Tips to Maintain the Circadian Rhythm That Regulates Sleep
If you feel like you need to fix your circadian rhythm, start by making sure you’re practicing healthy sleep hygiene habits. There are several strategies that can help you improve your sleep and maintain your sleep-wake cycle.
Control Your Light Exposure
Be intentional about your light exposure so that you get plenty of bright light at the beginning of your day, and limit your exposure to light as you approach bedtime.
Light is the most powerful factor in aligning your circadian rhythm. Therefore, exposure to bright light during the daytime can help improve your sleep cycle. Your circadian clock is especially sensitive to sunlight during the first hour after awakening, so open your curtains or blinds or make time to step outside in the morning.
Exposing yourself to darkness in the evening and nighttime can also align your circadian clock. Avoid bright light in the evening, and keep your sleeping environment as dark as possible. Some research suggests that having even a dim light in the bedroom at night can affect circadian rhythms and cause subtle changes in the structure of sleep.

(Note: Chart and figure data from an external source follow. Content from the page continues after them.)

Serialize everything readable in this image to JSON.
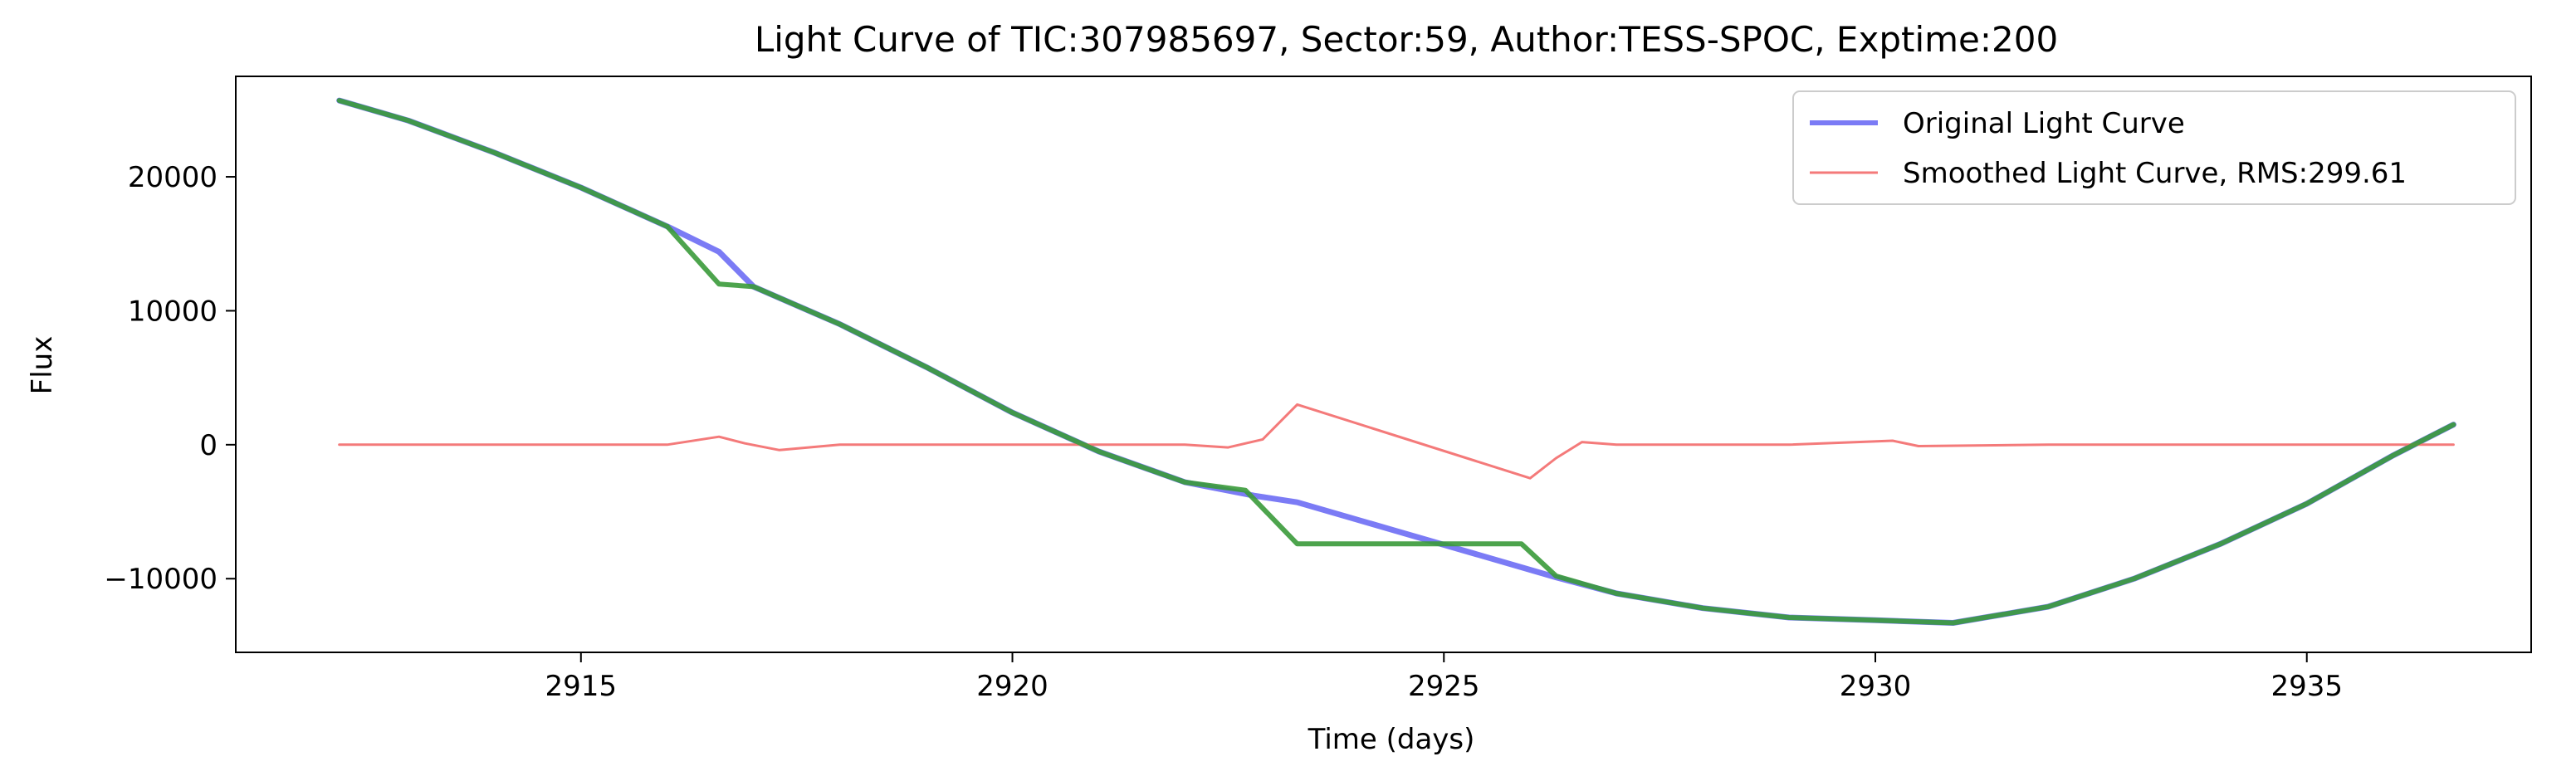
{
  "chart_data": {
    "type": "line",
    "title": "Light Curve of TIC:307985697, Sector:59, Author:TESS-SPOC, Exptime:200",
    "xlabel": "Time (days)",
    "ylabel": "Flux",
    "xlim": [
      2911.0,
      2937.6
    ],
    "ylim": [
      -15500,
      27500
    ],
    "xticks": [
      2915,
      2920,
      2925,
      2930,
      2935
    ],
    "xtick_labels": [
      "2915",
      "2920",
      "2925",
      "2930",
      "2935"
    ],
    "yticks": [
      -10000,
      0,
      10000,
      20000
    ],
    "ytick_labels": [
      "−10000",
      "0",
      "10000",
      "20000"
    ],
    "grid": false,
    "legend_position": "top-right",
    "series": [
      {
        "name": "Original Light Curve",
        "color": "#7b7bf5",
        "x": [
          2912.2,
          2913.0,
          2914.0,
          2915.0,
          2916.0,
          2916.6,
          2917.0,
          2918.0,
          2919.0,
          2920.0,
          2921.0,
          2922.0,
          2922.8,
          2923.3,
          2926.3,
          2927.0,
          2928.0,
          2929.0,
          2930.0,
          2930.9,
          2932.0,
          2933.0,
          2934.0,
          2935.0,
          2936.0,
          2936.7
        ],
        "y": [
          25700,
          24200,
          21800,
          19200,
          16300,
          14400,
          11800,
          9000,
          5800,
          2400,
          -500,
          -2800,
          -3800,
          -4300,
          -9900,
          -11100,
          -12200,
          -12900,
          -13100,
          -13300,
          -12100,
          -10000,
          -7400,
          -4400,
          -800,
          1500
        ]
      },
      {
        "name": "Smoothed Light Curve, RMS:299.61",
        "color": "#f47a7a",
        "x": [
          2912.2,
          2914.0,
          2916.0,
          2916.6,
          2916.9,
          2917.3,
          2918.0,
          2920.0,
          2922.0,
          2922.5,
          2922.9,
          2923.3,
          2926.0,
          2926.3,
          2926.6,
          2927.0,
          2929.0,
          2930.2,
          2930.5,
          2932.0,
          2934.0,
          2936.7
        ],
        "y": [
          0,
          0,
          0,
          600,
          100,
          -400,
          0,
          0,
          0,
          -200,
          400,
          3000,
          -2500,
          -1000,
          200,
          0,
          0,
          300,
          -100,
          0,
          0,
          0
        ]
      },
      {
        "color": "#3a9a3a",
        "x": [
          2912.2,
          2913.0,
          2914.0,
          2915.0,
          2916.0,
          2916.6,
          2917.0,
          2918.0,
          2919.0,
          2920.0,
          2921.0,
          2922.0,
          2922.7,
          2923.3,
          2925.9,
          2926.3,
          2927.0,
          2928.0,
          2929.0,
          2930.0,
          2930.9,
          2932.0,
          2933.0,
          2934.0,
          2935.0,
          2936.0,
          2936.7
        ],
        "y": [
          25700,
          24200,
          21800,
          19200,
          16300,
          12000,
          11800,
          9000,
          5800,
          2400,
          -500,
          -2800,
          -3400,
          -7400,
          -7400,
          -9800,
          -11100,
          -12200,
          -12900,
          -13100,
          -13300,
          -12100,
          -10000,
          -7400,
          -4400,
          -800,
          1500
        ]
      }
    ]
  }
}
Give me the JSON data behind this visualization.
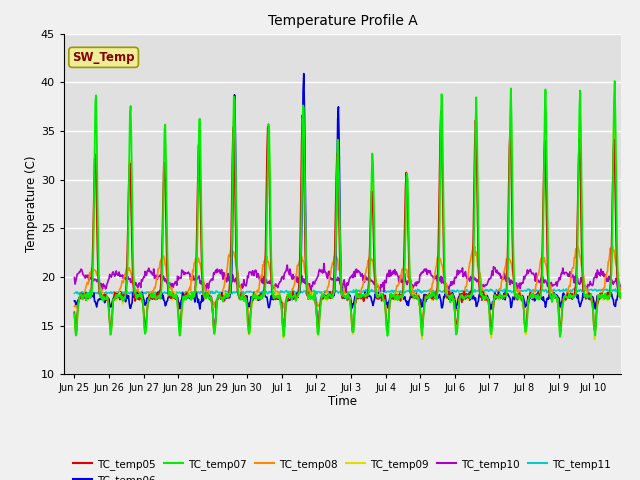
{
  "title": "Temperature Profile A",
  "xlabel": "Time",
  "ylabel": "Temperature (C)",
  "ylim": [
    10,
    45
  ],
  "yticks": [
    10,
    15,
    20,
    25,
    30,
    35,
    40,
    45
  ],
  "series_colors": {
    "TC_temp05": "#dd0000",
    "TC_temp06": "#0000dd",
    "TC_temp07": "#00ee00",
    "TC_temp08": "#ff8800",
    "TC_temp09": "#dddd00",
    "TC_temp10": "#aa00cc",
    "TC_temp11": "#00cccc"
  },
  "fig_bg": "#f0f0f0",
  "plot_bg": "#e0e0e0",
  "band_light": "#ebebeb",
  "band_dark": "#d8d8d8",
  "grid_color": "#ffffff",
  "n_days": 16
}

Cell phones, TVs, and other electronic devices that emit blue light are particularly disruptive to sleep and should be avoided before bedtime. Cells in the eyes that respond to light are particularly sensitive to blue light, so using these devices in the hours before bed might signal to your brain that you should be alert rather than sleepy.
Stick With a Regular Sleep Schedule
Maintaining a consistent sleep and wake schedule can help keep your circadian rhythm on track. It is best to go to bed and wake up at the same time each day, even on weekends. Research shows that having a stable daily routine helps people get to sleep faster, spend less time awake in bed, and generally experience better sleep quality.
Exercise can help you sleep better and align your circadian rhythm when it is out of sync. It is best to exercise earlier in the day and to avoid vigorous activity in the last few hours before your bedtime.